Kebanyakan investor dan analis memperkirakan Federal Reserve akan menaikkan suku bunga acuannya pada pertemuan Desember karena persentase tenaga kerja dan inflasi sudah mengarah ke arah yang benar. Sementara itu, para pejabat Federal Reserve telah berkali-kali menekankan pentingnya menaikan suku bunga acuan sebelum akhir tahun (dalam rangka untuk tidak mengejutkan pasar). Diprediksi akan terjadi kenaikan yang lumayan sebesar 0,25% poin.

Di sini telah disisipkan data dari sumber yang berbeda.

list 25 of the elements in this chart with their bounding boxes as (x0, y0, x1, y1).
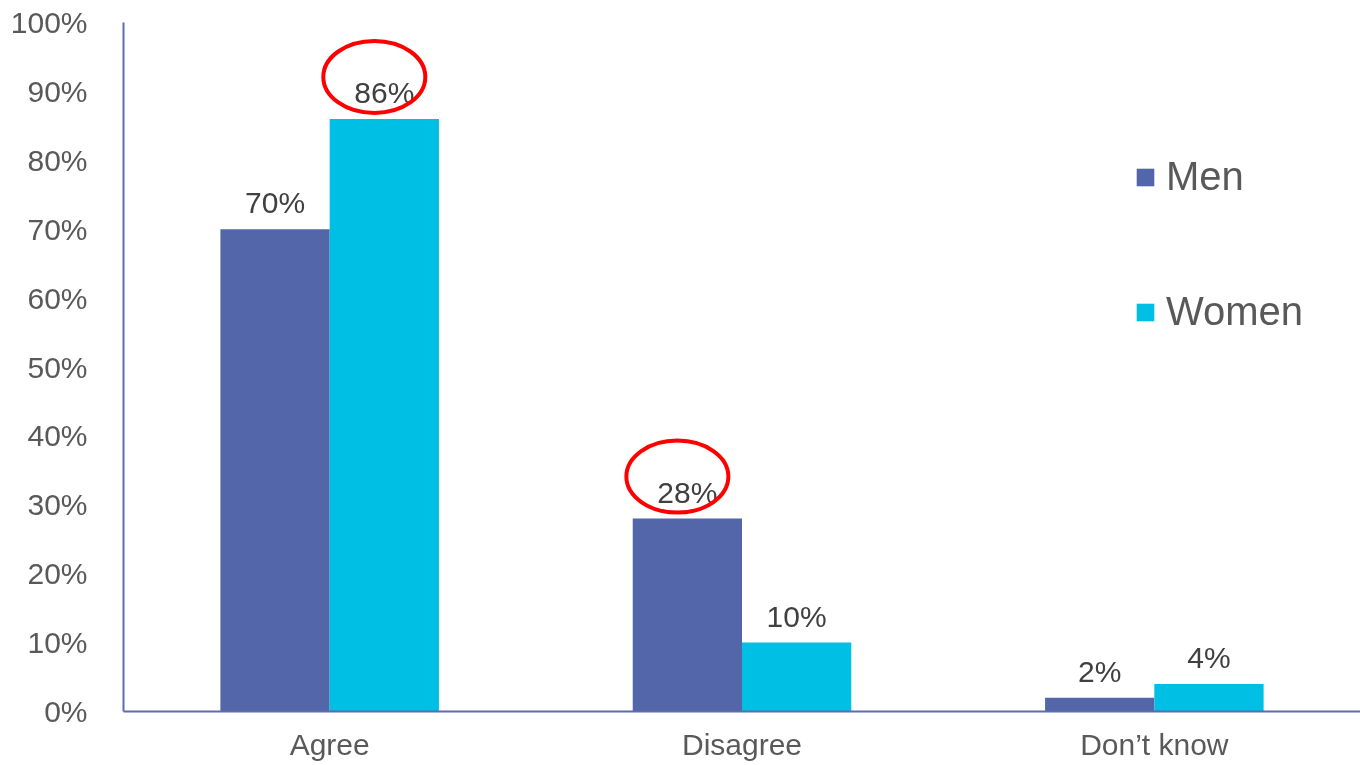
y-tick-label: 80% (27, 143, 88, 177)
data-label: 10% (766, 599, 827, 633)
y-tick-label: 0% (44, 695, 88, 728)
y-tick-label: 90% (27, 74, 88, 108)
bar (1154, 683, 1264, 712)
y-tick-label: 40% (27, 419, 88, 453)
x-tick-label: Don’t know (1080, 727, 1229, 761)
bar (742, 642, 852, 712)
x-tick-label: Disagree (681, 727, 803, 761)
legend-label: Women (1166, 289, 1304, 334)
y-tick-label: 50% (27, 350, 88, 384)
data-label: 4% (1187, 640, 1231, 674)
data-label: 70% (245, 186, 306, 220)
y-tick-label: 10% (27, 626, 88, 660)
data-label: 28% (657, 475, 718, 509)
y-tick-label: 60% (27, 281, 88, 315)
y-tick-label: 30% (27, 488, 88, 522)
legend-label: Men (1166, 154, 1244, 199)
y-tick-label: 70% (27, 212, 88, 246)
y-tick-label: 100% (10, 6, 88, 39)
data-label: 86% (354, 75, 415, 109)
bar (329, 118, 439, 712)
data-label: 2% (1078, 654, 1122, 688)
y-tick-label: 20% (27, 557, 88, 591)
x-tick-label: Agree (289, 727, 370, 761)
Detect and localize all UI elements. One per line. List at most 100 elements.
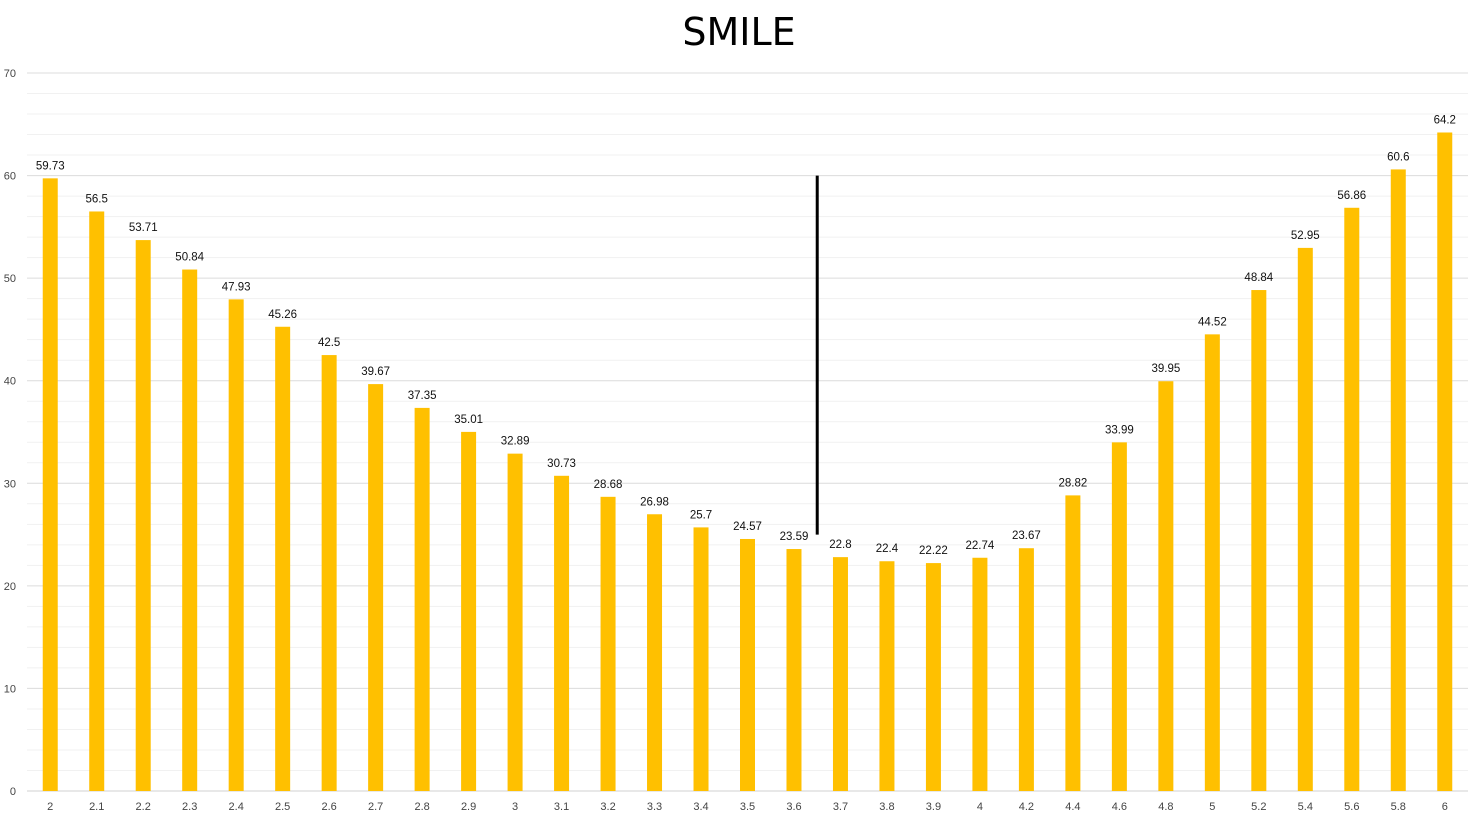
x-tick-label: 3.5 [740,801,755,813]
x-tick-label: 3.6 [786,801,801,813]
data-label: 59.73 [36,160,65,172]
bar [1204,334,1220,791]
data-label: 30.73 [547,458,576,470]
chart-title: SMILE [682,10,796,54]
data-label: 48.84 [1244,272,1273,284]
x-tick-label: 2.4 [229,801,244,813]
x-tick-label: 3.3 [647,801,662,813]
bar [647,514,663,791]
data-label: 28.82 [1058,477,1087,489]
data-label: 24.57 [733,521,762,533]
data-label: 32.89 [501,436,530,448]
data-label: 39.95 [1151,363,1180,375]
x-tick-label: 4.8 [1158,801,1173,813]
x-tick-label: 2.5 [275,801,290,813]
y-tick-label: 50 [4,273,16,285]
x-tick-label: 2.8 [414,801,429,813]
data-label: 22.22 [919,545,948,557]
bar [693,527,709,791]
bar [1437,132,1453,791]
x-tick-label: 3.1 [554,801,569,813]
bar [135,240,151,791]
bar [321,355,337,791]
data-label: 23.59 [780,531,809,543]
data-label: 22.4 [876,543,899,555]
data-label: 60.6 [1387,151,1409,163]
data-label: 42.5 [318,337,340,349]
y-tick-label: 60 [4,171,16,183]
bar [228,299,244,791]
y-tick-label: 20 [4,581,16,593]
x-tick-label: 2.2 [136,801,151,813]
y-tick-label: 10 [4,683,16,695]
data-label: 35.01 [454,414,483,426]
data-label: 53.71 [129,222,158,234]
bar [507,453,523,791]
x-tick-label: 3.2 [600,801,615,813]
x-tick-label: 2.7 [368,801,383,813]
bar [925,563,941,791]
x-tick-label: 4.6 [1112,801,1127,813]
x-tick-label: 2.3 [182,801,197,813]
y-tick-label: 30 [4,478,16,490]
bar [1158,381,1174,791]
bar [42,178,58,792]
data-label: 44.52 [1198,316,1227,328]
data-label: 52.95 [1291,230,1320,242]
x-tick-label: 4.4 [1065,801,1080,813]
x-tick-label: 5 [1209,801,1215,813]
x-tick-label: 5.6 [1344,801,1359,813]
data-label: 25.7 [690,509,712,521]
data-label: 26.98 [640,496,669,508]
data-label: 64.2 [1434,114,1456,126]
x-tick-label: 4 [977,801,983,813]
x-tick-label: 4.2 [1019,801,1034,813]
y-tick-label: 40 [4,376,16,388]
x-tick-label: 2.1 [89,801,104,813]
bar [972,557,988,791]
x-tick-label: 5.4 [1298,801,1313,813]
bar [461,431,477,791]
x-tick-label: 2.6 [321,801,336,813]
data-label: 28.68 [594,479,623,491]
bar [89,211,105,791]
bar [182,269,198,791]
x-tick-label: 5.8 [1391,801,1406,813]
x-tick-label: 2.9 [461,801,476,813]
x-tick-label: 3.7 [833,801,848,813]
data-label: 22.8 [829,539,851,551]
bar [740,538,755,791]
bar [832,557,848,791]
x-tick-label: 3.8 [879,801,894,813]
bar [786,549,802,791]
x-tick-label: 3 [512,801,518,813]
bar [1390,169,1406,792]
y-tick-label: 70 [4,68,16,80]
x-tick-label: 2 [47,801,53,813]
data-label: 39.67 [361,366,390,378]
data-label: 22.74 [966,540,995,552]
bar [368,384,384,791]
bar [1344,207,1360,791]
data-label: 37.35 [408,390,437,402]
data-label: 50.84 [175,252,204,264]
data-label: 23.67 [1012,530,1041,542]
data-label: 45.26 [268,309,297,321]
bar [554,475,570,791]
bar [600,496,616,791]
data-label: 33.99 [1105,424,1134,436]
bar [1297,247,1313,792]
bar [414,407,430,791]
bar [879,561,895,791]
y-tick-label: 0 [10,786,16,798]
x-tick-label: 6 [1442,801,1448,813]
bar [275,326,291,791]
bar [1111,442,1127,791]
x-tick-label: 3.4 [693,801,708,813]
data-label: 47.93 [222,281,251,293]
bar [1251,290,1267,791]
bar [1065,495,1081,791]
bar [1018,548,1034,791]
x-tick-label: 3.9 [926,801,941,813]
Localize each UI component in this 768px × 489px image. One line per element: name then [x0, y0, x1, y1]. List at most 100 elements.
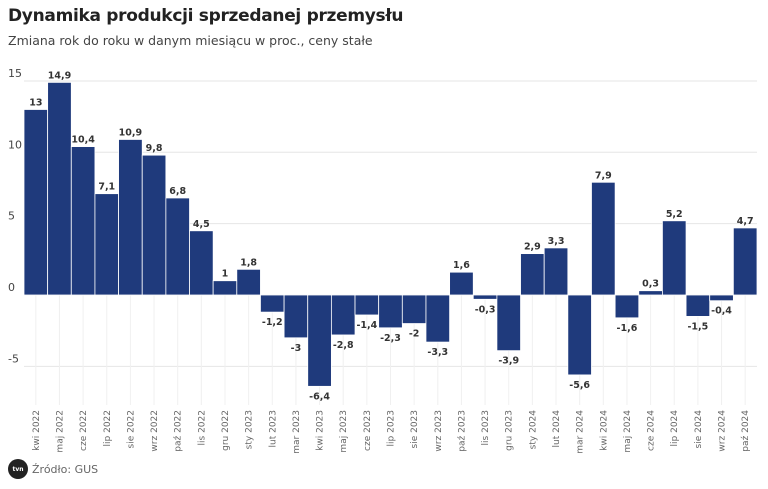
bar [567, 294, 592, 376]
bar [47, 81, 72, 296]
x-tick-label: lut 2023 [268, 410, 278, 448]
x-tick-label: paź 2024 [741, 410, 751, 452]
data-label: -5,6 [569, 380, 590, 391]
bar [23, 109, 49, 296]
bar [638, 290, 663, 296]
x-tick-label: mar 2023 [292, 410, 302, 454]
data-label: -2 [409, 329, 420, 340]
bar [591, 181, 616, 296]
x-tick-label: wrz 2022 [150, 410, 160, 452]
x-tick-label: lip 2023 [387, 410, 397, 446]
x-tick-label: cze 2023 [363, 410, 373, 451]
x-tick-label: sie 2024 [694, 410, 704, 449]
data-label: -2,8 [333, 340, 354, 351]
y-tick-label: -5 [8, 352, 19, 365]
x-tick-label: sie 2022 [126, 410, 136, 449]
x-tick-label: lis 2022 [197, 410, 207, 445]
bar [236, 268, 261, 296]
bar [662, 220, 687, 296]
data-label: 4,7 [737, 216, 754, 227]
x-tick-label: cze 2022 [79, 410, 89, 451]
bar [165, 197, 190, 296]
x-tick-label: sie 2023 [410, 410, 420, 449]
data-label: 5,2 [666, 209, 683, 220]
x-tick-label: lip 2024 [670, 410, 680, 447]
bar [543, 247, 569, 296]
x-tick-label: maj 2023 [339, 410, 349, 453]
bar [685, 294, 711, 317]
bar [401, 294, 427, 324]
bar [354, 294, 380, 316]
data-label: 13 [29, 97, 42, 108]
footer: tvn Źródło: GUS [8, 459, 98, 479]
data-label: -0,4 [711, 306, 732, 317]
bar [709, 294, 734, 302]
data-label: -3,3 [427, 347, 448, 358]
data-label: 9,8 [146, 143, 163, 154]
data-label: -1,6 [617, 323, 638, 334]
x-tick-label: kwi 2024 [599, 410, 609, 451]
bar [496, 294, 521, 352]
bar [378, 294, 403, 329]
data-label: 7,1 [98, 182, 115, 193]
bar [94, 193, 119, 296]
data-label: 1 [222, 269, 229, 280]
x-tick-label: maj 2022 [55, 410, 65, 453]
data-label: 14,9 [48, 70, 71, 81]
chart-subtitle: Zmiana rok do roku w danym miesiącu w pr… [8, 33, 373, 48]
bar [189, 230, 214, 296]
data-label: -2,3 [380, 333, 401, 344]
data-label: -1,5 [687, 321, 708, 332]
data-label: -0,3 [475, 304, 496, 315]
x-tick-label: paź 2022 [174, 410, 184, 452]
x-tick-label: kwi 2022 [32, 410, 42, 451]
bar [520, 253, 545, 296]
x-tick-label: cze 2024 [647, 410, 657, 451]
source-text: Źródło: GUS [32, 462, 99, 476]
bar [614, 294, 640, 319]
x-tick-label: lip 2022 [103, 410, 113, 446]
x-tick-label: lut 2024 [552, 410, 562, 448]
x-tick-label: gru 2023 [505, 410, 515, 451]
x-tick-label: wrz 2023 [434, 410, 444, 452]
x-tick-label: mar 2024 [576, 410, 586, 454]
bar [212, 280, 238, 296]
bar [425, 294, 451, 343]
y-tick-label: 15 [8, 67, 22, 80]
data-label: 6,8 [169, 186, 186, 197]
data-label: 7,9 [595, 170, 612, 181]
data-label: 2,9 [524, 242, 541, 253]
bar [70, 146, 96, 296]
x-tick-label: maj 2024 [623, 410, 633, 453]
bar [307, 294, 332, 387]
data-label: 10,9 [119, 127, 142, 138]
data-label: 3,3 [548, 236, 565, 247]
data-label: -3 [291, 343, 302, 354]
data-label: -1,4 [356, 320, 377, 331]
bar [449, 271, 474, 296]
x-tick-label: paź 2023 [457, 410, 467, 452]
data-label: -6,4 [309, 391, 330, 402]
data-label: 1,8 [240, 257, 257, 268]
bar [732, 227, 758, 296]
x-tick-label: wrz 2024 [718, 410, 728, 452]
x-tick-label: kwi 2023 [316, 410, 326, 451]
data-label: 10,4 [71, 135, 95, 146]
data-label: 4,5 [193, 219, 210, 230]
bar [472, 294, 498, 300]
x-tick-label: gru 2022 [221, 410, 231, 451]
y-tick-label: 10 [8, 138, 22, 151]
data-label: 1,6 [453, 260, 470, 271]
data-label: -1,2 [262, 317, 283, 328]
bar [283, 294, 309, 339]
data-label: -3,9 [498, 356, 519, 367]
y-tick-label: 0 [8, 281, 15, 294]
data-label: 0,3 [642, 279, 659, 290]
bar [330, 294, 356, 336]
x-tick-label: sty 2024 [528, 410, 538, 450]
chart-title: Dynamika produkcji sprzedanej przemysłu [8, 6, 404, 26]
bar [118, 139, 143, 296]
x-tick-label: sty 2023 [245, 410, 255, 449]
bar [260, 294, 285, 313]
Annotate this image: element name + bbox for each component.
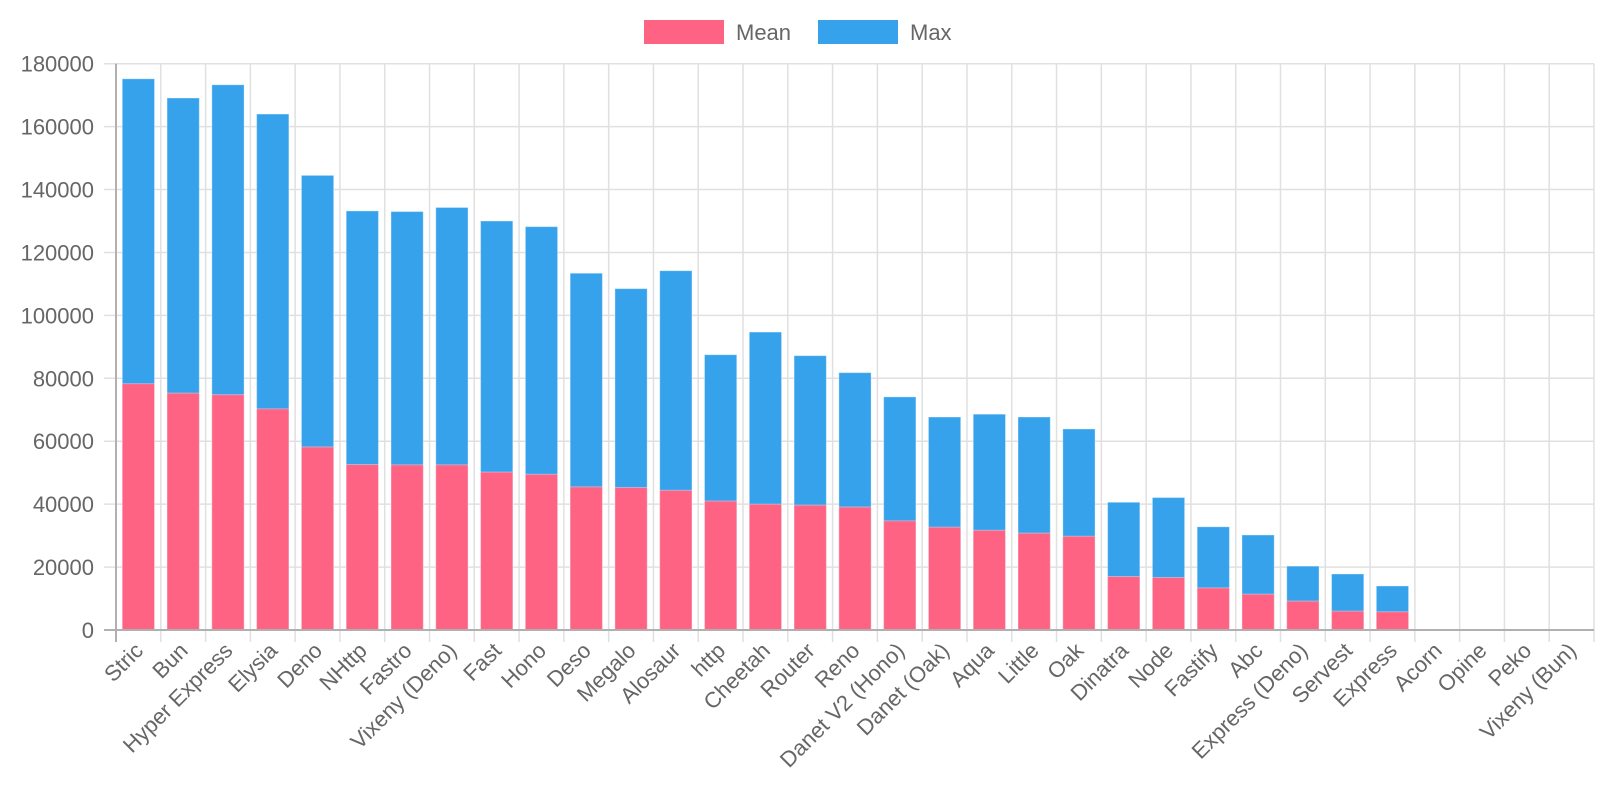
- bar-mean-cheetah[interactable]: [748, 503, 783, 631]
- legend-swatch-max: [818, 20, 898, 44]
- y-tick-label: 160000: [21, 115, 94, 140]
- bar-mean-danet-v2-hono[interactable]: [883, 520, 917, 631]
- bar-mean-fast[interactable]: [480, 471, 514, 631]
- bar-mean-express[interactable]: [1375, 611, 1410, 631]
- bar-mean-dinatra[interactable]: [1107, 576, 1141, 631]
- y-tick-label: 80000: [33, 366, 94, 391]
- bar-mean-hyper-express[interactable]: [211, 394, 245, 631]
- bar-mean-http[interactable]: [704, 500, 738, 631]
- y-axis-tick-labels: 0 20000 40000 60000 80000 100000 120000 140000 1…: [21, 52, 94, 643]
- bar-mean-vixeny-deno[interactable]: [435, 464, 469, 631]
- x-tick-label: Acorn: [1388, 638, 1446, 696]
- axes: [104, 63, 1594, 642]
- bar-mean-servest[interactable]: [1331, 610, 1365, 631]
- x-tick-label: Opine: [1432, 638, 1491, 697]
- bar-mean-node[interactable]: [1151, 576, 1186, 631]
- series-mean-bars: [121, 383, 1410, 631]
- x-tick-label: Aqua: [945, 637, 1000, 692]
- bar-mean-nhttp[interactable]: [345, 464, 379, 631]
- y-tick-label: 120000: [21, 240, 94, 265]
- bar-mean-fastify[interactable]: [1196, 587, 1230, 631]
- y-tick-label: 100000: [21, 303, 94, 328]
- bar-mean-deno[interactable]: [300, 446, 335, 631]
- legend-label-mean: Mean: [736, 20, 791, 45]
- bar-mean-little[interactable]: [1017, 532, 1051, 631]
- x-tick-label: Deno: [272, 638, 327, 693]
- y-tick-label: 60000: [33, 429, 94, 454]
- y-tick-label: 20000: [33, 555, 94, 580]
- bar-mean-oak[interactable]: [1062, 535, 1096, 631]
- x-tick-label: Stric: [99, 638, 148, 687]
- bar-mean-abc[interactable]: [1241, 593, 1275, 631]
- y-tick-label: 40000: [33, 492, 94, 517]
- legend-swatch-mean: [644, 20, 724, 44]
- bar-mean-aqua[interactable]: [972, 529, 1006, 631]
- y-tick-label: 140000: [21, 178, 94, 203]
- x-tick-label: Hono: [496, 638, 551, 693]
- legend: Mean Max: [644, 20, 952, 45]
- bar-mean-megalo[interactable]: [614, 486, 648, 631]
- bar-mean-danet-oak[interactable]: [927, 526, 962, 631]
- bar-mean-router[interactable]: [793, 504, 827, 631]
- x-tick-label: Elysia: [223, 637, 283, 697]
- bar-mean-reno[interactable]: [838, 506, 872, 631]
- bar-mean-alosaur[interactable]: [659, 489, 693, 631]
- bar-mean-bun[interactable]: [166, 392, 200, 631]
- bar-mean-stric[interactable]: [121, 383, 156, 631]
- y-tick-label: 180000: [21, 52, 94, 77]
- bar-mean-fastro[interactable]: [390, 464, 424, 631]
- bar-mean-hono[interactable]: [524, 473, 559, 631]
- y-tick-label: 0: [82, 618, 94, 643]
- bar-mean-deso[interactable]: [569, 486, 603, 631]
- legend-label-max: Max: [910, 20, 952, 45]
- legend-item-mean[interactable]: Mean: [644, 20, 791, 45]
- bar-mean-express-deno[interactable]: [1286, 600, 1320, 631]
- x-tick-label: Little: [993, 638, 1044, 689]
- bar-mean-elysia[interactable]: [256, 408, 290, 631]
- legend-item-max[interactable]: Max: [818, 20, 952, 45]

Sementara itu, harga minyak dunia telah melemah ke level terendah dalam tujuh tahun terakhir karena kekuatiran mengenai oversuplai yang terus-menerus setelah OPEC tidak jadi menetapkan batasan jumlah hasil produksi. Harga minyak yang rendah adalah sinyal buruk bagi harga komoditi yang lain (dan kegiatan ekonomi global). Hal ini menjadi masalah terutama bagi negara-negara yang mengandalkan ekspor komoditi (seperti Indonesia).

Harga Minyak:

Mengenai rupiah, ada tambahan tekanan dari permintaan dollar AS yang relatif tinggi di tingkat lokal untul pembayaran hutang global perusahaan-perusahaan Indonesia pada akhir tahun.

Nilai tukar rupiah yang menjadi acuan Bank Indonesia (Jakarta Interbank Spot Dollar Rate, disingkat JISDOR) turun 1,00% menjadi Rp 14.076 per dollar AS pada hari Senin (14/12).